Prisés pour leur rentabilité et leur esthétisme, les appareils de chauffage au bois, qui avaient réussi à séduire les consommateurs depuis quelques années, vont devoir faire face à un retournement du marché dans les prochains mois, prédit une étude du cabinet Xerfi*.
En détail, parmi les appareils de chauffage les plus demandés, les poêles tiennent le haut du pavé, à 263.285 unités vendues entre 2004 et 2011, suivis des foyers et inserts dont les ventes se stabilisent à 180.000 unités. Plus marginales, les ventes de chaudières arrivent loin derrière.
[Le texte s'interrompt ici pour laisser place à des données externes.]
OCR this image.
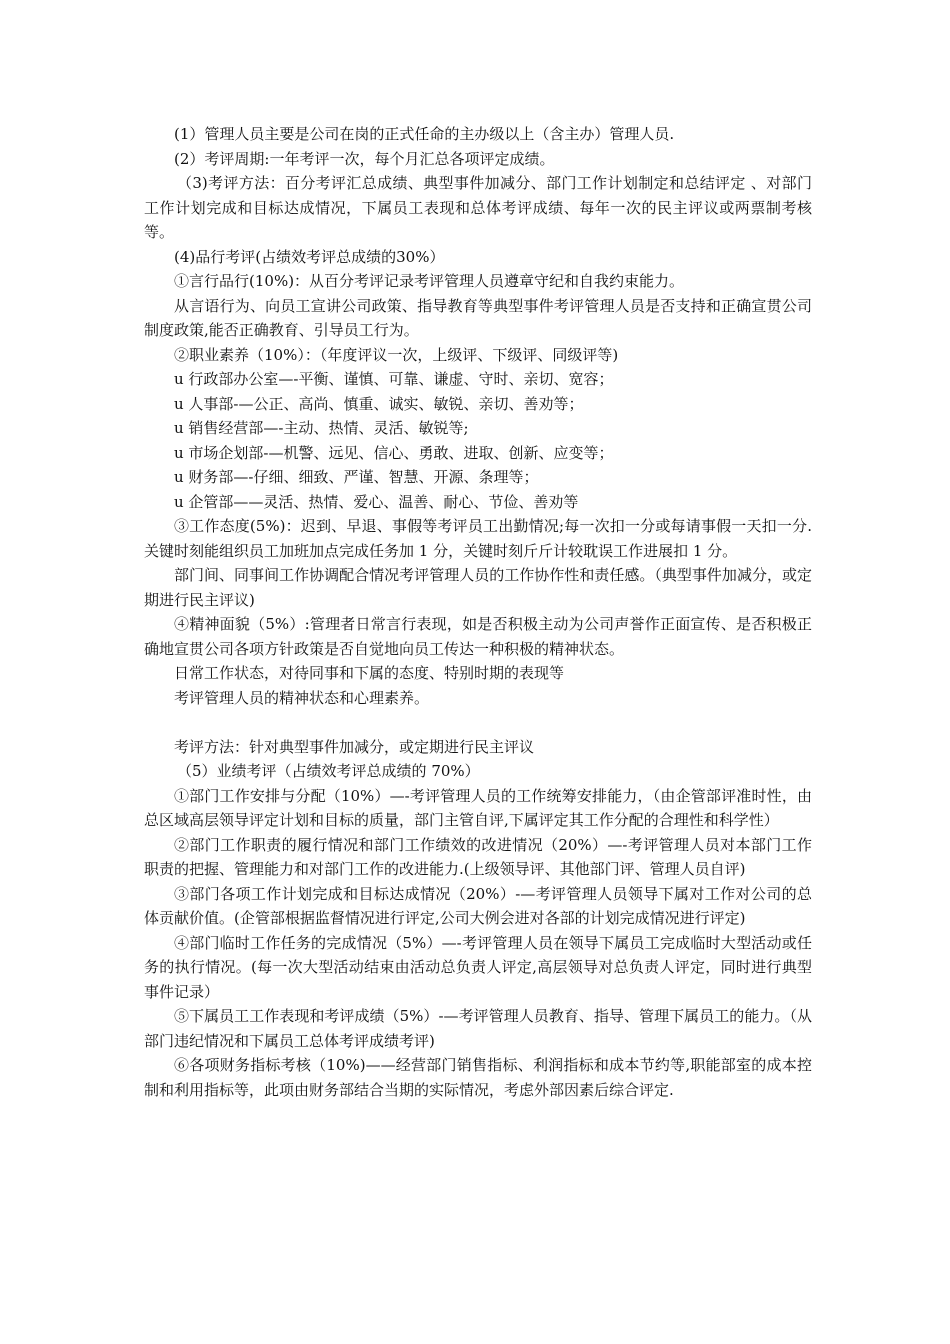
(1）管理人员主要是公司在岗的正式任命的主办级以上（含主办）管理人员.

(2）考评周期:一年考评一次，每个月汇总各项评定成绩。

（3)考评方法：百分考评汇总成绩、典型事件加减分、部门工作计划制定和总结评定 、对部门工作计划完成和目标达成情况，下属员工表现和总体考评成绩、每年一次的民主评议或两票制考核等。

(4)品行考评(占绩效考评总成绩的30%）

①言行品行(10%)：从百分考评记录考评管理人员遵章守纪和自我约束能力。

从言语行为、向员工宣讲公司政策、指导教育等典型事件考评管理人员是否支持和正确宣贯公司制度政策,能否正确教育、引导员工行为。

②职业素养（10%）：（年度评议一次，上级评、下级评、同级评等)

u 行政部办公室—-平衡、谨慎、可靠、谦虚、守时、亲切、宽容；

u 人事部-—公正、高尚、慎重、诚实、敏锐、亲切、善劝等；

u 销售经营部—-主动、热情、灵活、敏锐等;

u 市场企划部-—机警、远见、信心、勇敢、进取、创新、应变等；

u 财务部—-仔细、细致、严谨、智慧、开源、条理等；

u 企管部——灵活、热情、爱心、温善、耐心、节俭、善劝等

③工作态度(5%)：迟到、早退、事假等考评员工出勤情况;每一次扣一分或每请事假一天扣一分.关键时刻能组织员工加班加点完成任务加 1 分，关键时刻斤斤计较耽误工作进展扣 1 分。

部门间、同事间工作协调配合情况考评管理人员的工作协作性和责任感。（典型事件加减分，或定期进行民主评议)

④精神面貌（5%）:管理者日常言行表现，如是否积极主动为公司声誉作正面宣传、是否积极正确地宣贯公司各项方针政策是否自觉地向员工传达一种积极的精神状态。

日常工作状态，对待同事和下属的态度、特别时期的表现等

考评管理人员的精神状态和心理素养。

考评方法：针对典型事件加减分，或定期进行民主评议

（5）业绩考评（占绩效考评总成绩的 70%）

①部门工作安排与分配（10%）—-考评管理人员的工作统筹安排能力，（由企管部评准时性，由总区域高层领导评定计划和目标的质量，部门主管自评,下属评定其工作分配的合理性和科学性）

②部门工作职责的履行情况和部门工作绩效的改进情况（20%）—-考评管理人员对本部门工作职责的把握、管理能力和对部门工作的改进能力.(上级领导评、其他部门评、管理人员自评)

③部门各项工作计划完成和目标达成情况（20%）-—考评管理人员领导下属对工作对公司的总体贡献价值。(企管部根据监督情况进行评定,公司大例会进对各部的计划完成情况进行评定)

④部门临时工作任务的完成情况（5%）—-考评管理人员在领导下属员工完成临时大型活动或任务的执行情况。(每一次大型活动结束由活动总负责人评定,高层领导对总负责人评定，同时进行典型事件记录）

⑤下属员工工作表现和考评成绩（5%）-—考评管理人员教育、指导、管理下属员工的能力。（从部门违纪情况和下属员工总体考评成绩考评)

⑥各项财务指标考核（10%)——经营部门销售指标、利润指标和成本节约等,职能部室的成本控制和利用指标等，此项由财务部结合当期的实际情况，考虑外部因素后综合评定.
Or, si les ventes se comportent bien - +5% en moyenne par an entre 2004 et 2011 - les opérateurs de ce marché doivent subir des chiffres d'affaires en recul. Ainsi, en 2011, le chiffre d'affaires global s'élevait à 512.1 M€, en baisse de 4%. Selon le cabinet Xerfi, c'est le coût onéreux des appareils qui en serait la première cause. Du coup, devant la réticence des Français à acheter des appareils haut de gamme, les fabricants ont dû pratiquer des tarifs plus bas, « provoquant mécaniquement une baisse du chiffre d'affaires ».
Et les perspectives pour 2013 s'annoncent moroses… Ainsi, la contraction du pouvoir d'achat et l'incertitude économique qui règne, ajoutée à cela la baisse de la construction de logements individuels, le marché du chauffage au bois devrait subir un fléchissement, prédit le cabinet Xerfi, d'environ 1% en 2012 et de 1 à 5% en 2013.
Quelles opportunités de croissance ?
Comme pour bon nombre de marchés à l'heure actuelle, la RT 2012 apparaît comme le levier de croissance pour les années à venir. Son entrée en vigueur au 1er janvier 2013, qui obligera les nouvelles constructions à afficher une consommation d'énergie primaire de 50 kWh/m2/an (selon les zones climatiques), s'annonce comme une « aubaine » pour les fabricants. Pour tirer son épingle du jeu, l'innovation sera le nerf de la guerre. « Les dépenses de R&D deviennent donc d'une importance capitale », souligne Xerfi. Qui pointe toutefois du doigt le fait que les PME françaises « n'ont pas atteint la taille critique pour pouvoir consentie ces investissements ». Résultat, la concentration des fabricants français d'appareils de chauffage au bois sera inéluctable, face à une concurrence étrangère qui s'accapare déjà 30% du marché national.
Aussi, le cabinet Xerfi énonce-t-il quelques pistes pour se différencier sur ce marché, porteur somme toute. Services et force du réseau se révèlent les premiers outils : les normes et certifications créées récemment - telles Qualibois, Qualibat ou « Reconnu Grenelle Environnement » - ou encore les formations qui se développent de plus en plus. Côté réseau, le fabricant Brisach ambitionne de passer de 160 à 200 magasins d'ici à 2014. Autre solution pour continuer à croître, la diversification des activités, à l'instar de l'industriel Invicta, qui vient d'investir dans sa propre fonderie pour assurer son approvisionnement.
*"Marché du chauffage au bois pour l'habitat à l'horizon 2013 - Poêles, inserts, foyers et chaudières : perspectives par segment, paysage concurrentiel et enjeux de la profession" - Auteur : Flavien Vottero - Xerfi.